Section: Computer Science and Engineering

Major Research topic:
Meta Reinforcement Learning for Hyperpameter Tuning

Deep Reinforcement Learning (RL) methods have driven impressive advances in artificial intelligence in recent years, exceeding human performance in domains ranging from Atari to Go to no-limit poker. A RL agent interacts with its environment by observing its current state, choosing an action and obtaining a reward. The ultimate goal is to learn a policy of actions able to maximize the sum of rewards. Policy gradient methods are among the best techniques to solve complex control problems, but their application has several main drawbacks. At first, the algorithms are often parametrics, hence their performance is depending on the value of several hyperparameters (as, for example, the step size in the Stochastic Gradient Ascent). In order to optimize the results, practitioners have to manually tune the settings of the algorithms with a trial-and-error procedure. This procedure can be transformed in a Meta Decision Process, where learning itself can be considered as a reward for RL algorithms.
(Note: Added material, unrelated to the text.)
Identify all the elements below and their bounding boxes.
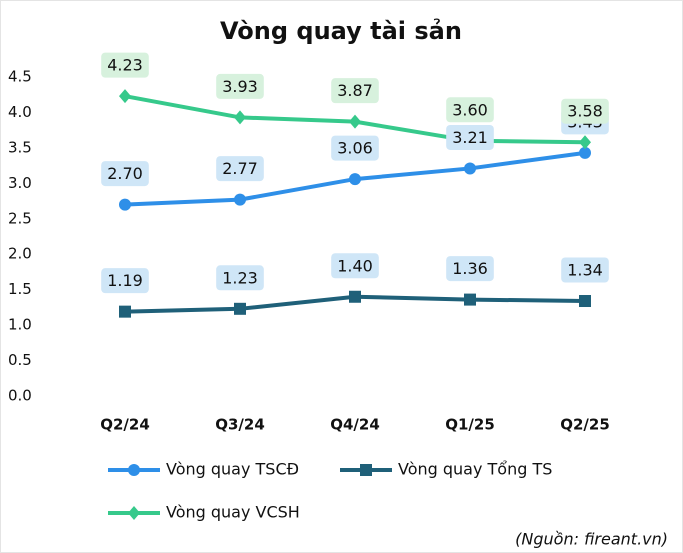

Another main concern with standard algorithms is related to the ability of the learnt models to generalize to different tasks. Meta Learning has the aim of designing models that can learn new skills and to rapidly adapt to new environments with few training examples. Current solutions for Meta Learning involve the consideration of a distance metric between tasks (Matching Networks, Context Embeddings), the application of recurrent neural architectures with explicit storage buffer or with different update speeds (Meta-RL, RL^2, MANN), or an External Learning Optimizer, which considers the search directions seen in different tasks (MAML, LSTM, Reptile). While these works are mainly devoted to the ability to generalize,  they are seldom used for hyperparameter tuning and learning optimization (Meta-SGD, Autonomous Optimization), and the theoretical research related to convergence properties of these method is very poor. The goal of this thesis is the development of Meta Reinforcement Learning techniques, with the ability to learning the best way to learn (and generalize) with strong theoretical guarantees.